Chaque instant travaillé crée de la richesse, c’est vrai. Le travail est le meilleur garant de la pérennité de notre système de protection sociale. Je retiens la distinction intéressante que vous avez faite entre droit du métier et droit du travail. La passion du métier, vous avez raison, manque parfois aux nouvelles générations.

Au sujet des ingénieurs, les entreprises sont de plus en plus nombreuses à créer leurs propres formations, parfois au profit de vos concurrents, car notre système n’est pas en adéquation avec les besoins spécifiques de l’industrie.

Le rapport de Louis Gallois, la Cour des comptes et le FMI font tous le constat d’une détérioration structurelle de l’économie française et de la disparition des PME sur le territoire. Partagez-vous ce diagnostic ?

Mme Marie-Noëlle Battistel. Je vous remercie d’avoir donné une belle image des entreprises dans notre pays. Je note plusieurs points communs dans votre réussite : l’importance de la R&D, le soutien de la BPI et l’utilisation du crédit d’impôt recherche. S’agissant de ces deux outils, comment l’accompagnement dont vous avez pointé les insuffisances pourrait être amélioré ?

Certains d’entre vous ont souligné l’intérêt du CICE. Pouvez-vous préciser ses effets sur la compétitivité et l’emploi dans votre entreprise ? Comment l’avez-vous utilisé ?

Monsieur Tankéré, vous avez fait un parallèle entre le parlementaire et le salarié aux 35 heures. Je fais la différence. En suggérant de réduire l’activité des parlementaires, je n’ose croire que vous aviez dans l’idée de créer d’autres emplois…

M. Jean-Charles Taugourdeau. Je comprends les difficultés évoquées par les quatre intervenants car je me situe des deux côtés de la barrière. Savez-vous que ma condition de chef d’entreprise m’a valu il y a quelques années d’être presque hué dans cette commission. À cet égard, monsieur le président, l’audition des députés chefs d’entreprise pourrait être utile car eux aussi ont des choses à dire.

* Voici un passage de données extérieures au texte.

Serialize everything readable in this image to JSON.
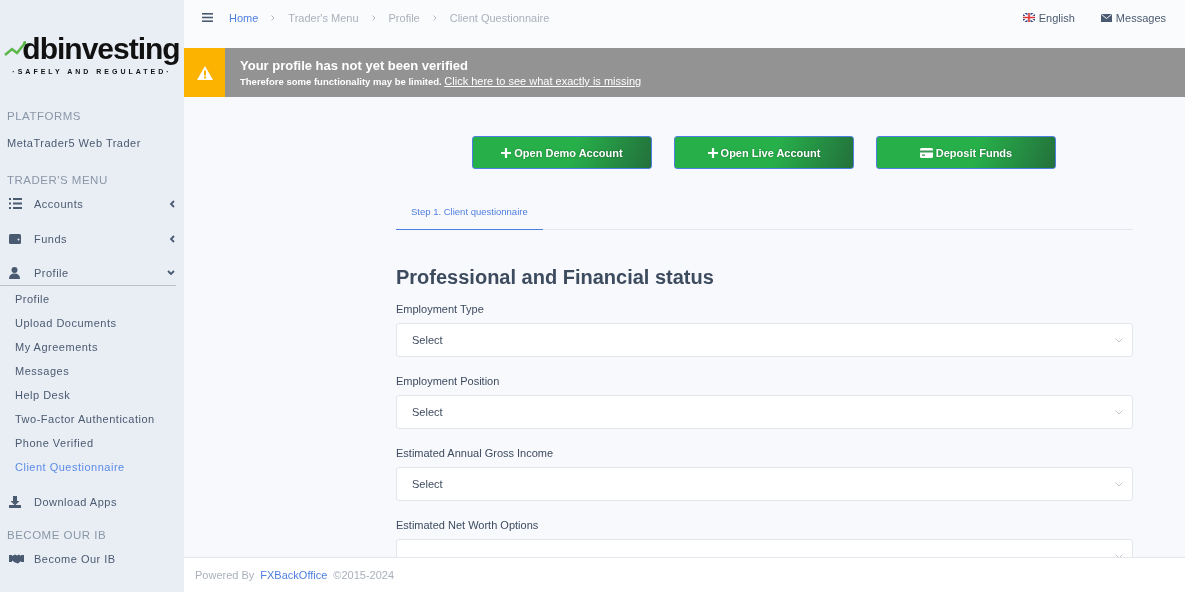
{
  "logo": {
    "name": "dbinvesting",
    "tagline": "·SAFELY AND REGULATED·"
  },
  "sidebar": {
    "sections": [
      {
        "heading": "PLATFORMS",
        "items": [
          {
            "label": "MetaTrader5 Web Trader",
            "kind": "plain",
            "selected": false
          }
        ]
      },
      {
        "heading": "TRADER'S MENU",
        "items": [
          {
            "label": "Accounts",
            "kind": "group",
            "expanded": false,
            "selected": false
          },
          {
            "label": "Funds",
            "kind": "group",
            "expanded": false,
            "selected": false
          },
          {
            "label": "Profile",
            "kind": "group",
            "expanded": true,
            "selected": false,
            "children": [
              {
                "label": "Profile",
                "selected": false
              },
              {
                "label": "Upload Documents",
                "selected": false
              },
              {
                "label": "My Agreements",
                "selected": false
              },
              {
                "label": "Messages",
                "selected": false
              },
              {
                "label": "Help Desk",
                "selected": false
              },
              {
                "label": "Two-Factor Authentication",
                "selected": false
              },
              {
                "label": "Phone Verified",
                "selected": false
              },
              {
                "label": "Client Questionnaire",
                "selected": true
              }
            ]
          },
          {
            "label": "Download Apps",
            "kind": "link",
            "selected": false
          }
        ]
      },
      {
        "heading": "BECOME OUR IB",
        "items": [
          {
            "label": "Become Our IB",
            "kind": "link",
            "selected": false
          }
        ]
      }
    ]
  },
  "topbar": {
    "breadcrumbs": [
      {
        "label": "Home",
        "link": true
      },
      {
        "label": "Trader's Menu",
        "link": false
      },
      {
        "label": "Profile",
        "link": false
      },
      {
        "label": "Client Questionnaire",
        "link": false
      }
    ],
    "language": "English",
    "messages": "Messages"
  },
  "banner": {
    "title": "Your profile has not yet been verified",
    "text": "Therefore some functionality may be limited.",
    "link": "Click here to see what exactly is missing"
  },
  "actions": [
    {
      "label": "Open Demo Account",
      "kind": "create"
    },
    {
      "label": "Open Live Account",
      "kind": "create"
    },
    {
      "label": "Deposit Funds",
      "kind": "deposit"
    }
  ],
  "tabs": [
    {
      "label": "Step 1. Client questionnaire",
      "selected": true
    }
  ],
  "form": {
    "title": "Professional and Financial status",
    "fields": [
      {
        "label": "Employment Type",
        "value": "Select"
      },
      {
        "label": "Employment Position",
        "value": "Select"
      },
      {
        "label": "Estimated Annual Gross Income",
        "value": "Select"
      },
      {
        "label": "Estimated Net Worth Options"
      }
    ]
  },
  "footer": {
    "prefix": "Powered By",
    "link": "FXBackOffice",
    "years": "©2015-2024"
  }
}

Pensez-vous que le pacte de confiance peut être assorti de conditions ? N’y a-t-il pas une contradiction dans les termes ?

Quelle serait selon vous la mesure la plus urgente à prendre ?

Que vous inspire la jurisprudence L’Humanité, datée de la semaine dernière, qui permet à une entreprise, déjà bénéficiaire au titre des aides à la presse de 6 millions d’euros de fonds publics, de voir sa dette publique – 4 millions d’euros – effacée ? L’aide par numéro est trois plus importante que pour les autres titres. Les entreprises devraient s’en inspirer pour demander à l’État l’annulation de leur dette ou son report d’un an à l’instar de ce que fait celui-ci avec le crédit d’impôt.

M. le président François Brottes.  Pour les auditions de parlementaires, j’essaie d’éviter les conflits d’intérêt.

Mme Béatrice Santais. La traduction des livres en version numérique semble moins coûteuse et devrait donc intéresser davantage les auteurs. Quelles sont les perspectives de croissance dans ce domaine ?

M. Michel Lefait. Le modèle de Solow fait du progrès technique une variable exogène tandis que la croissance endogène repose sur quatre facteurs : les rendements d’échelle, la R&D, le capital humain et l’intervention judicieuse de l’État.

Si vous deviez n’en citer qu’une, quelle réforme prioritaire devrait être menée pour faciliter le développement des entreprises et promouvoir un modèle de croissance durable et novateur ?

Mme Jacqueline Maquet. Je vous remercie, M. Decayeux, pour votre témoignage. Le pacte de responsabilité repose sur un principe simple : la suppression des cotisations familiales et la réduction des contraintes pesant sur l’activité en contrepartie de la création d’emplois et d’un renforcement du dialogue social. Quel peut être son effet sur les embauches dans vos entreprises, et ce dès 2014 ?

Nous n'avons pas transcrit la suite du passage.